In der Zwischenzeit wurde die Brücke zumindest für Fußgänger geöffnet. Die Arbeiten sollten ursprünglich nur wenige Wochen unterbrochen werden. Daraus wurden aber mehr als acht Monate. „Ich bin wirklich sauer über den langen Zeitraum, den die Neuberechnung gedauert hat. Das für spätestens April angekündigte und versprochene Ergebnis haben wir im Juli erhalten“, zeigt sich Bürgermeister Ingo Pfennings erbost. „So haben wir unnötig Zeit verloren. Das ist ein für alle Beteiligten, vor allem aber für die Bürgerinnen und Bürger sowie die Gewerbetreibenden ein unbefriedigender Zustand“, so Pfennings.

Die Tragwerksberechnung kommt zu dem Schluss, dass die Traglast bereits jetzt bei 130 Prozent liegt. „Sie liegt also schon jetzt 30 Prozent über dem Grenzwert“, erklärt der Bürgermeister. Deshalb empfiehlt der Statiker mittelfristig die Errichtung eines Neubaus. Bis dahin soll eine Lastbeschränkung auf 16 Tonnen geprüft werden. Alternativ solle das Bauwerk für den Durchgangsverkehr gesperrt werden und nur für Rettungsfahrzeuge, Fußgänger und Radfahrer geöffnet bleiben.
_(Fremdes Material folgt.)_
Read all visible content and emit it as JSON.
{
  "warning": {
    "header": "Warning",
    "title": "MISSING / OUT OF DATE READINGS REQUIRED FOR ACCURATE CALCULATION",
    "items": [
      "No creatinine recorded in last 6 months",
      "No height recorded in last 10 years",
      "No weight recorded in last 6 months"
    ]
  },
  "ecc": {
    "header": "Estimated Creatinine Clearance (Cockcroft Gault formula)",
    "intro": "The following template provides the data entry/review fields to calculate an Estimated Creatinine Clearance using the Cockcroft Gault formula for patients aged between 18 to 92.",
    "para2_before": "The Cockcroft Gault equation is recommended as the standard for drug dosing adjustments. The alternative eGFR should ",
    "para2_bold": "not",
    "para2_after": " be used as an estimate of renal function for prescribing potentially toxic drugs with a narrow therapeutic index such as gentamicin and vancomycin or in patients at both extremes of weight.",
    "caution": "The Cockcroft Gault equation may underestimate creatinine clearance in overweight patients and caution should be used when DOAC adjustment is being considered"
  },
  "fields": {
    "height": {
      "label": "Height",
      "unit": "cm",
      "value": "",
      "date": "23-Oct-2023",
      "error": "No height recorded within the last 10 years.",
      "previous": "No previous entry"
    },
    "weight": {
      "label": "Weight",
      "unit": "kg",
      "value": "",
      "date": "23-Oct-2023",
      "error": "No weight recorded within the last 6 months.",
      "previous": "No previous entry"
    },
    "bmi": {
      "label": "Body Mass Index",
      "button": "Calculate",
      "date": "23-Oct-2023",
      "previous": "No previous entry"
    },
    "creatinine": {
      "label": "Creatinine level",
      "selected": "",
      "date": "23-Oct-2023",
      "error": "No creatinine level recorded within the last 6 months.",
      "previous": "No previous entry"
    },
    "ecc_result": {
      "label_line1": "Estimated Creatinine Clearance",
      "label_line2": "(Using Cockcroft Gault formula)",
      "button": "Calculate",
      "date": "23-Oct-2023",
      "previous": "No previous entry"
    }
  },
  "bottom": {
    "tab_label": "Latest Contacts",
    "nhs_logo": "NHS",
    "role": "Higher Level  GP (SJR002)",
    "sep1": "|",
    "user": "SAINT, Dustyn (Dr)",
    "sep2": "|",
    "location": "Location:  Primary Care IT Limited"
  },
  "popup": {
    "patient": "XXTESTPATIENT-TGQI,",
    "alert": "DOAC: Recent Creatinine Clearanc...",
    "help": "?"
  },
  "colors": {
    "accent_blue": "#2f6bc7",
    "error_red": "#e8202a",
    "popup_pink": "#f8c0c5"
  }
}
Reduzierung der Traglast auf 16 Tonnen wird geprüft

Vorgeschlagen wird ferner eine jährliche Sonderprüfung des Überbaus mit besonderem Augenmerk auf Rissbildungen. Auf die Instandsetzung der Gehwege solle ganz verzichtet werden. Die Fachabteilung der Stadt prüfe aktuell in Rücksprache unter anderem mit dem Statiker, der Baufirma und dem Straßenverkehrsamt des Kreises Euskirchen, ob eine Reduzierung auf 16 Tonnen dauerhaft möglich ist oder ob tatsächlich mittelfristig ein Neubau hermuss. Die in die Brücke eingedrungenen Wassermassen scheinen laut Verwaltung größer als angenommen gewesen zu sein und könnten zu massiven Korrosionsschäden im Inneren geführt haben.

„Da ich befürchte, dass auch diese Abstimmungen und etwaige dafür notwendige Berechnungen, Prüfungen und Termine wieder Monate dauern werden, habe ich angeordnet, die Brücke schnellstmöglich neben Fußgängern auch für Rollstuhl-, Rollator- und Radfahrer befahrbar zu machen“, so der Bürgermeister. Die Zielsetzung sei, möglichst zeitnah eine dauerhafte Befahrbarkeit der Brücke zumindest für Pkw zu realisieren.

Auch Brost ist genervt: „Neben der Problematik des Fachkräftemangels begegnen uns bei nahezu jeder Baustelle Probleme, die der Historie geschuldet sind.“ Das Spektrum reiche von zu lange ausgesetzten Wartungs- und Sanierungsintervallen bis hin zu fehlenden oder gar falschen Unterlagen. „All das trägt leider massiv dazu bei, dass kaum eine Baustelle ohne negative Überraschungen und damit verbunden Verzögerungen abläuft“, sagt der Fachbereichsleiter.